Entre todas las noticias diarias, hay un tema recurrente: las olas migratorias. En cada parte del mundo hay gente yéndose por diferentes razones de su tierra natal. Pero cada vez son más dramáticas las razones.

#SpaceOnEarth hace parte de una campaña que, como otras, nos muestra la realidad de refugiados, en esta en particular, de los Rohingya que viven en el campo de refugiados más grande del mundo:



*Puedes activar los subtítulos en español



Ver a tantos niños contando lo que les ha pasado a ellos y a los suyos entristece a cualquiera. Sus miradas se reflejan apagadas, sus voces también.
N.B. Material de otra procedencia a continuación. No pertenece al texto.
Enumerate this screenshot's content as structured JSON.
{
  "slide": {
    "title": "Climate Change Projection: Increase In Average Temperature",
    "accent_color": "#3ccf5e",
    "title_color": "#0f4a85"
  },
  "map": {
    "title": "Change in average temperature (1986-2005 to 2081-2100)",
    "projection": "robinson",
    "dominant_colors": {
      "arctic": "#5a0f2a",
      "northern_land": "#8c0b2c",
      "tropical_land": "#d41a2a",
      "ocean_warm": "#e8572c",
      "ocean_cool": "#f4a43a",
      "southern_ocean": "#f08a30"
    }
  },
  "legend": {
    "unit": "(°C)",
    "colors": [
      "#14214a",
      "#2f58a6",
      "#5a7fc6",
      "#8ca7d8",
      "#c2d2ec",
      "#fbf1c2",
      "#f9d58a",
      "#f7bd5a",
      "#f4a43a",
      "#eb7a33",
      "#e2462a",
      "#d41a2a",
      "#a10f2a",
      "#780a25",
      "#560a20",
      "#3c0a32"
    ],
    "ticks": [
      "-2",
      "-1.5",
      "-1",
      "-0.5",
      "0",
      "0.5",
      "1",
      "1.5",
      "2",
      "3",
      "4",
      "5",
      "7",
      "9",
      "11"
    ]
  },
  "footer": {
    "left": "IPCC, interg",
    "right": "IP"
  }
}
Lo más duro son las cifras que expone el video ¿En qué momento se le salió de las manos al ser humano todo esto?

Si Dios nos dio su bendición para poblar la Tierra, entregándonos y confiándonos la naturaleza (Gen 1), ¿Por qué hoy hay quienes piden un espacio en la Tierra? ¿Por qué tantos millones de hombres y mujeres, niños y ancianos se ven en necesidades tan agobiantes siendo la creación un regalo para todos?

Más allá de la conclusión de que ha sido nuestro egoísmo el que nos ha llevado a esto, propongo que este tipo de videos no solo nos entristezcan, sino que nos inquieten.

Perdón por la indiferencia del mundo

El Papa Francisco en todos sus encuentros con refugiados repite «Perdón por la indiferencia del mundo». Lo dice precisamente porque aún hoy seguimos siendo indiferentes, lo dice porque en estas últimas décadas han sido más las veces en que solo nos hemos entristecido, que aquellas en que hemos hecho más que eso.

¿Pero qué hago entonces? ¿Habrá algo que puedas hacer tú, que pueda hacer yo? Eso solo lo sabe Dios y lo sabrás tú en la medida de que te inquietes, te preocupes por los demás y decidas actuar.

Nos urge inquietarnos sobre todo en estos días en que corremos el riesgo de encerrarnos en una burbuja. Así como son frecuentes las noticias migratorias, son también frecuentes las alarmas de futuras crisis de recursos naturales como el agua, o la incertidumbre del futuro económico, político y social de nuestros países.

Esto nos ha llevado a una preocupación general en nuestras sociedades, generando cambios enfocados en prevenir y asegurar el bienestar para nuestro futuro, pero ¿no será ese temor algo que -sin darnos cuenta- nos hace más cerrados al otro, más indiferentes? ¿No será esa la razón por la que estamos levantando a líderes que quieren proteger solo lo «suyo»?

¿Acaso no fue la creación de Dios dada a todos?

Ante las nuevas políticas en nuestros países vale hacernos esa pregunta. Claro está que somos sociedades organizadas y ¡al César lo que es del César! pero no olvidemos nunca que Dios nos pregunta también hoy: «¿Dónde está Abel, tu hermano?» (Gen 4, 9).

Aunque no hay fórmula mágica para solucionar este problema que impacta a millones, propongo cuatro sencillas acciones que, si las practicamos muchos, impactarán poco a poco:

1. Orar

Por excelencia, orar es la base para nuestro actuar. Debemos incluir en nuestras oraciones a los refugiados, pidiendo misericordia por ellos al Señor. Que sea Él quien toque nuestros corazones y los de nuestros gobernantes y líderes, para que nos ablande ante el dolor y la injusticia sobre estos hermanos y que desde donde estemos, encontremos maneras de apoyar.

2. Promover mensajes que concienticen

No solo compartir videos de este tipo para generar likes, sino también para concientizar. En nuestros grupos familiares, de amigos, de trabajo, de la parroquia. Existen muchos recursos, incluyendo películas, que abordan estas realidades y que pueden repercutir a largo plazo gracias a la concientización.

3. Participar en la opinión pública

Si hay movimientos en pro de discusiones ciudadanas sobre migrantes que llegan a nuestro país, participar de ellas también será trascendental. Como católicos debemos ser activos también en nuestras políticas nacionales, alzando nuestra voz no solo con temas que nos afecten directamente, sino por lo de aquellos que no tienen voz.

4. Donar

No necesariamente la donación tiene que ser de dinero. Existen muchas organizaciones en donde se puede hacer voluntariado. Dentro de tu iglesia local puedes conseguir información de la pastoral social, que seguramente te servirá para conocer actividades más específicas.

Si todos nos preocupamos y ponemos manos a la obra, generaremos cambios. Quizá no inmediatos, pero sí futuros. Y sobre todo, damos el ejemplo a las nuevas generaciones.